An old market adage says to "sell in May and go away." The logic behind this bit of market lore is that the summer months have historically produced relatively poor returns, and investors would benefit from selling their stocks in early May and coming back to the market in the fall, when returns have historically tended to improve.
In my opinion, while now may actually be a good time to trim positions and lower risk, the calendar month isn't the reason why.
One of the most common findings in behavioral finance is that humans have a need to reduce complex systems to simple formulas. To that end, many investors find comfort in the notion that the time of the year, i.e. seasonality, is a viable investment strategy.
As I've written previously, I believe the significance of the calendar has been vastly overstated, with investors too often seeing patterns where none exist. In fact, with the exception of September, a consistently negative month for stocks, most seasonal biases are either functions of a certain time period or are insignificant when you adjust for normal market volatility. The same can be said for "sell in May and go away."

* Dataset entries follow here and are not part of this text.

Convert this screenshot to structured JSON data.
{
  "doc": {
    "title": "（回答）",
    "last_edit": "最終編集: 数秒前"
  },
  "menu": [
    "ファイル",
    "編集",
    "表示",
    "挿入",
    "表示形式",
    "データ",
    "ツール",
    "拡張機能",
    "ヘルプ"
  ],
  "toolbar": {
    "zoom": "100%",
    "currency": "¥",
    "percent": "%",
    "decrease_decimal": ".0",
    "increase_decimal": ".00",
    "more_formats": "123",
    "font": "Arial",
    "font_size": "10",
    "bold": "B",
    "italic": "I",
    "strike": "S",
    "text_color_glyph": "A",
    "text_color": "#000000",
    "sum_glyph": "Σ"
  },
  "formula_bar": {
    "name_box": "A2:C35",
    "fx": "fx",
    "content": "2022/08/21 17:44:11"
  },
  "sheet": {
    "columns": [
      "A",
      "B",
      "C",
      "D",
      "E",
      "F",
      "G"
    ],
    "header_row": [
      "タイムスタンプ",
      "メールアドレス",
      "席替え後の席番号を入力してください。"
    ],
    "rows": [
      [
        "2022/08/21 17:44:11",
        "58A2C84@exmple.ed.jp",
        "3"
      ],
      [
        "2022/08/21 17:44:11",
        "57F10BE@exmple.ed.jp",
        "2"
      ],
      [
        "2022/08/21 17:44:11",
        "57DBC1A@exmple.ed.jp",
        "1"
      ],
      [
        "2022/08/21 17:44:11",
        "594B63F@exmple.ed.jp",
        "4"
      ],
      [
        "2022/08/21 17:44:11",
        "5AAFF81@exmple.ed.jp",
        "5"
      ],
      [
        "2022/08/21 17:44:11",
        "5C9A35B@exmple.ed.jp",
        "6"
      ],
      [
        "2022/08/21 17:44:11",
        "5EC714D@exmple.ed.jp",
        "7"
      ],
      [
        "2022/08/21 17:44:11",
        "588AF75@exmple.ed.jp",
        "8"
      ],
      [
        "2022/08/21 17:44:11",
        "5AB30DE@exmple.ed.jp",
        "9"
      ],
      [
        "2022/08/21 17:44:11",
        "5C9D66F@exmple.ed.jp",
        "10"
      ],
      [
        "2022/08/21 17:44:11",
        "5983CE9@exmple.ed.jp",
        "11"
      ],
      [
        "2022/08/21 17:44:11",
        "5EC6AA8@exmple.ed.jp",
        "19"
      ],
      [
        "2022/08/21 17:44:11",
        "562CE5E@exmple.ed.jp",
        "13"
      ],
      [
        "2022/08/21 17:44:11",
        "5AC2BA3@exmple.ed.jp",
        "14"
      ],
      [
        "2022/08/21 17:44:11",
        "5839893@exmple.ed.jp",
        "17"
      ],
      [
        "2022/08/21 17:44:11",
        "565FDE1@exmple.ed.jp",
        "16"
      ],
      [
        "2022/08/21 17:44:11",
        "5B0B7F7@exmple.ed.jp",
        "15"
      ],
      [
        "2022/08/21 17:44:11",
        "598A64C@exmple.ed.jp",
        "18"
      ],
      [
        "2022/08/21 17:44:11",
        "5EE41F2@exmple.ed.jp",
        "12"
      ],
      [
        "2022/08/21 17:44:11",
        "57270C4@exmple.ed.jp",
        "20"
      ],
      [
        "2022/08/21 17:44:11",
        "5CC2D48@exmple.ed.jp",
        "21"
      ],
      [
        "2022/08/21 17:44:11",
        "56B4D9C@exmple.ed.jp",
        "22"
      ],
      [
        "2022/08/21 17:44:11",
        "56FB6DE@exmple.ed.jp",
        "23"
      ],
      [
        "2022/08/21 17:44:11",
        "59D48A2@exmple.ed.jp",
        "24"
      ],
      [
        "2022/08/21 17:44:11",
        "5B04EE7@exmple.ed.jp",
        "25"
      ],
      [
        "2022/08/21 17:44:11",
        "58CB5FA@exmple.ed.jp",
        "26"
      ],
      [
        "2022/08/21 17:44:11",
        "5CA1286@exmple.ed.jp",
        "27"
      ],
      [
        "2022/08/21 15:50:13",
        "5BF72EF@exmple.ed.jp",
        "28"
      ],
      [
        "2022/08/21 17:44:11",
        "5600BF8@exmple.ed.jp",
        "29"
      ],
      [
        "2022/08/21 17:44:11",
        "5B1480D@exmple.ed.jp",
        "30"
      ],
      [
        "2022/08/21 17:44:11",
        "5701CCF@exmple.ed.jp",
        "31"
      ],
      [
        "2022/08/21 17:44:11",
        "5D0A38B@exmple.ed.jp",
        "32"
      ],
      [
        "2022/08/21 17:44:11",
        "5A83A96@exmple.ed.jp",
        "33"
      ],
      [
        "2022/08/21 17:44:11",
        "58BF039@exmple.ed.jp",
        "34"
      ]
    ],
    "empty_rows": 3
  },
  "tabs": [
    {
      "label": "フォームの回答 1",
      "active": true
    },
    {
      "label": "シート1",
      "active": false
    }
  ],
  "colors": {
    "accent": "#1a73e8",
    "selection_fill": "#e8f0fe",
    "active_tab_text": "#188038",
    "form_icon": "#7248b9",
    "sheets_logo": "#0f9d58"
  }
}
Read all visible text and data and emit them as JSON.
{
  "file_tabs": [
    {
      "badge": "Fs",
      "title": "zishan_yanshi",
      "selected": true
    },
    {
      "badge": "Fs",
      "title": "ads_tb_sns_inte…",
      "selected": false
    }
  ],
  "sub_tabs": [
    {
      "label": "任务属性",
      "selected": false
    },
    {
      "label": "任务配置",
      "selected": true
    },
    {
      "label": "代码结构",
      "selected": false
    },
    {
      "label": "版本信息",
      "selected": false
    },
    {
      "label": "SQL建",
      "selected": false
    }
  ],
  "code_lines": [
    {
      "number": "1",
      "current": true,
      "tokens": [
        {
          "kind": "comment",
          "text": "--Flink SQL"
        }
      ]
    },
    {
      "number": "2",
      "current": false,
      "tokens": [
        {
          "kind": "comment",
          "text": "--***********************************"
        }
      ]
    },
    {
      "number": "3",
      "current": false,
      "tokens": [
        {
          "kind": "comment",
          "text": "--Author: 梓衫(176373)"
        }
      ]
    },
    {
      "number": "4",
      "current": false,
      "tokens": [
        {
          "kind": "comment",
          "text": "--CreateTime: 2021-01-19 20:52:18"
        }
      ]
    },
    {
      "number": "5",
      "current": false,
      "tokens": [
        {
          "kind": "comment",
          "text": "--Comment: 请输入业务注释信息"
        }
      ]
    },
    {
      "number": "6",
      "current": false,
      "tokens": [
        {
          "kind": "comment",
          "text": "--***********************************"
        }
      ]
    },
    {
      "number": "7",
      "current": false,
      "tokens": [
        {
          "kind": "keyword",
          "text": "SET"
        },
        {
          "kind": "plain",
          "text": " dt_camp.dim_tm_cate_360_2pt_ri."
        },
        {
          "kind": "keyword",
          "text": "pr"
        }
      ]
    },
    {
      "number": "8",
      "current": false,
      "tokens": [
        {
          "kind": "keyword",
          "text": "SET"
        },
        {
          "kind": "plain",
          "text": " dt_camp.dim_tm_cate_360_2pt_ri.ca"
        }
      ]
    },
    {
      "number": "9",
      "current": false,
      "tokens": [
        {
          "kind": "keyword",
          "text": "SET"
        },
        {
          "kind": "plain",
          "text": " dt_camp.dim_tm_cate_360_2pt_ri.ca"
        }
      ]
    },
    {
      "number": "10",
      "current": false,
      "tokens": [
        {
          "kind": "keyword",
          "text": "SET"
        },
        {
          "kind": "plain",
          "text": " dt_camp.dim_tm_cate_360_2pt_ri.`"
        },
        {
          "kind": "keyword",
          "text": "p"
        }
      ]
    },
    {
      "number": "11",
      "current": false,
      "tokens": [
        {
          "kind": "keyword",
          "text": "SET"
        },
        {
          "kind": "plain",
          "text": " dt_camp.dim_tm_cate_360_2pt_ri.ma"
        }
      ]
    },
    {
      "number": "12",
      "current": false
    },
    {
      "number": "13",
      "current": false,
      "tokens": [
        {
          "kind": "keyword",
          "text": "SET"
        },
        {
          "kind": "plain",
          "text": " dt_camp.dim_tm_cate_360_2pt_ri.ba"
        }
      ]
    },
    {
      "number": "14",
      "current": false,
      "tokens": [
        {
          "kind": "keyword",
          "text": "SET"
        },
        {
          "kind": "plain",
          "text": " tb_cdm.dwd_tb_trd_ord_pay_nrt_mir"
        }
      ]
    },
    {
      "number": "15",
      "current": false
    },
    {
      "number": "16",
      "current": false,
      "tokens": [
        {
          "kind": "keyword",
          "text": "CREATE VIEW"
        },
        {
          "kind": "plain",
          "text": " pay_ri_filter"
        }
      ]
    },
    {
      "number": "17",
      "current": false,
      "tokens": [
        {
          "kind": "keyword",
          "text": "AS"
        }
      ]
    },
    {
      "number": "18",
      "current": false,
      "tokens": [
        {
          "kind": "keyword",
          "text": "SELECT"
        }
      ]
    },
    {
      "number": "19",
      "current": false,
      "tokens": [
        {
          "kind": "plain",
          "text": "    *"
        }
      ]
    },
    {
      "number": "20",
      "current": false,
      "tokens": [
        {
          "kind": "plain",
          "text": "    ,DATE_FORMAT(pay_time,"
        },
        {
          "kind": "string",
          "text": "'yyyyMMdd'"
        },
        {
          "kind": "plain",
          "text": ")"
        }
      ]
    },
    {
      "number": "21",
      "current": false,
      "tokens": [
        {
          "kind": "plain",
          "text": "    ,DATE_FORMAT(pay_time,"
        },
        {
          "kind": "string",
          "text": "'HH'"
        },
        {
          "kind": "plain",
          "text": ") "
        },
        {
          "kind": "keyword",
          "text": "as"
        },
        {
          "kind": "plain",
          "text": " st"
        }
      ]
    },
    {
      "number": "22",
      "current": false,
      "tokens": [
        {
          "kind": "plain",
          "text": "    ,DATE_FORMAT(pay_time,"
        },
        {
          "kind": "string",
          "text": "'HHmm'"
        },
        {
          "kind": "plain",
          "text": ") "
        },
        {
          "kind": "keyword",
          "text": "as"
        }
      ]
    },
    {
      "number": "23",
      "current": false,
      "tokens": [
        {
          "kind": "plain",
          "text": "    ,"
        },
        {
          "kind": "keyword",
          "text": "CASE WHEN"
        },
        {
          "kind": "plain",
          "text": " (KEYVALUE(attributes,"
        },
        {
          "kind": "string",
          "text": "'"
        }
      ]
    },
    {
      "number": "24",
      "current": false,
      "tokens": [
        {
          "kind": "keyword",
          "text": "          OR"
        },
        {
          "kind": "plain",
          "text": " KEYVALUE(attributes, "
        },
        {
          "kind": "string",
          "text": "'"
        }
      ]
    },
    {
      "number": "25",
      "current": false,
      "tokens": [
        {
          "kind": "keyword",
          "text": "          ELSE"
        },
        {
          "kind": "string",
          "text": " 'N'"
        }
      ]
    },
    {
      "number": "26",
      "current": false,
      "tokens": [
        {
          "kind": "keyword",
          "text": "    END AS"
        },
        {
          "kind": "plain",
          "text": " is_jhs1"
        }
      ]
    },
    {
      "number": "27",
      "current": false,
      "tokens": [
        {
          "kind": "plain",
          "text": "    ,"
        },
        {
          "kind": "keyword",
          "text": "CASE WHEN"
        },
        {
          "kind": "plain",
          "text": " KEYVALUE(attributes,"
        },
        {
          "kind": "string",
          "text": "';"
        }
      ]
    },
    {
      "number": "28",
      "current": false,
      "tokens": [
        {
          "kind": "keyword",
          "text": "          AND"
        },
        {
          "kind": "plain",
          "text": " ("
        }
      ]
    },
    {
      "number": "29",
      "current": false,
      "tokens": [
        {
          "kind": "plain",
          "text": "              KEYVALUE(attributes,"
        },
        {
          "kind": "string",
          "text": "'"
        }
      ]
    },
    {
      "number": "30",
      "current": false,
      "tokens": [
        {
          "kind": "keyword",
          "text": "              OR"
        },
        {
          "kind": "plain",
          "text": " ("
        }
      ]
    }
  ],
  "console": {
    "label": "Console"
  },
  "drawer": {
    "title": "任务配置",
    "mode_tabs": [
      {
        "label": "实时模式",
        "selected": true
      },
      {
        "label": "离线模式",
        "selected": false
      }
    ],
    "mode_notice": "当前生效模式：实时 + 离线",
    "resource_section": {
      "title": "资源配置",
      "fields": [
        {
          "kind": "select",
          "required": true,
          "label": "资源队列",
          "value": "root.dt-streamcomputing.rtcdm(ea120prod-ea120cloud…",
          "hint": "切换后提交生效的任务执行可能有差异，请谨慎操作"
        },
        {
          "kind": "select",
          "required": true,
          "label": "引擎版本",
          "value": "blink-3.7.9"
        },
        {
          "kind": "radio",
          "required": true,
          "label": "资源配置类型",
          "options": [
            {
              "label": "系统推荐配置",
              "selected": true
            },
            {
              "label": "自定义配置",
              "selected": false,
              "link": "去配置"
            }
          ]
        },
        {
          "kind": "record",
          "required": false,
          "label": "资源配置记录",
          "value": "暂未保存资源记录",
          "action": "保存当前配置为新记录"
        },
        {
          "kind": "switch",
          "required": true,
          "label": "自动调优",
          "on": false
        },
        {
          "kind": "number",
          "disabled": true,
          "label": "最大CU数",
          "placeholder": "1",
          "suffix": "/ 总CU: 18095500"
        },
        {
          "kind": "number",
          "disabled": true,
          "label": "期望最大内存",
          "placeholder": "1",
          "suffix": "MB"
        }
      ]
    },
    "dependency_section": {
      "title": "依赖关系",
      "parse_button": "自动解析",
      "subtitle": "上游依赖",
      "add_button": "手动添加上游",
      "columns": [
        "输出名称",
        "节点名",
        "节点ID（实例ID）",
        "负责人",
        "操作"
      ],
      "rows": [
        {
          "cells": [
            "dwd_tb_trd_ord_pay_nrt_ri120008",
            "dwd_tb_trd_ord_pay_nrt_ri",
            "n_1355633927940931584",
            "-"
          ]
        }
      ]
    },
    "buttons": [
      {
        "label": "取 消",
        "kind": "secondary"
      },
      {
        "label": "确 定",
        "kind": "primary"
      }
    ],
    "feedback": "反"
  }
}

A cursory glance would suggest that there is some evidence behind this rule. Looking at S&P 500 monthly data going back to 1927, history seems to support the notion that returns are indeed weaker in the summer and early fall. Over that time period, the average monthly index return in the May-September period has been 0.35%, net of dividends, while the average return for the other months was 0.78%.
However, the real culprit is September. Since 1927 the average return for September is -1.07%, significantly below the average for all the other months. If you repeat the exercise looking at May through August, the average monthly return is 0.70%, close to the average for all the other months. In other words, while September does tend to be unusually weak, the conclusion doesn't extend to the entire summer.
Market performance so far this year also provides a good cautionary tale of why seasonality shouldn't be the principal driver for investment decisions. The market suffered through a horrendous January, typically a strong month, and then enjoyed a strong rebound in February, historically one of the weakest months of the year as fundamentals trumped seasonal effects.
But while I don't believe that the calendar should drive investment decisions, ironically the conclusion to "sell in May" may not be wrong this year.
As I have discussed in recent weeks, investors remain complacent, with volatility bouncing around historic lows. While the U.S. economy appears to be stabilizing and earnings are OK, neither is providing a strong catalyst for equity markets.
With valuations, at least in the United States, at the upper end of their historic ranges, investors may need to see better bargains to draw new money into the market. As such, this May probably isn't a bad time to trim positions and lower risk: not because of the calendar, but because there are few bargains left.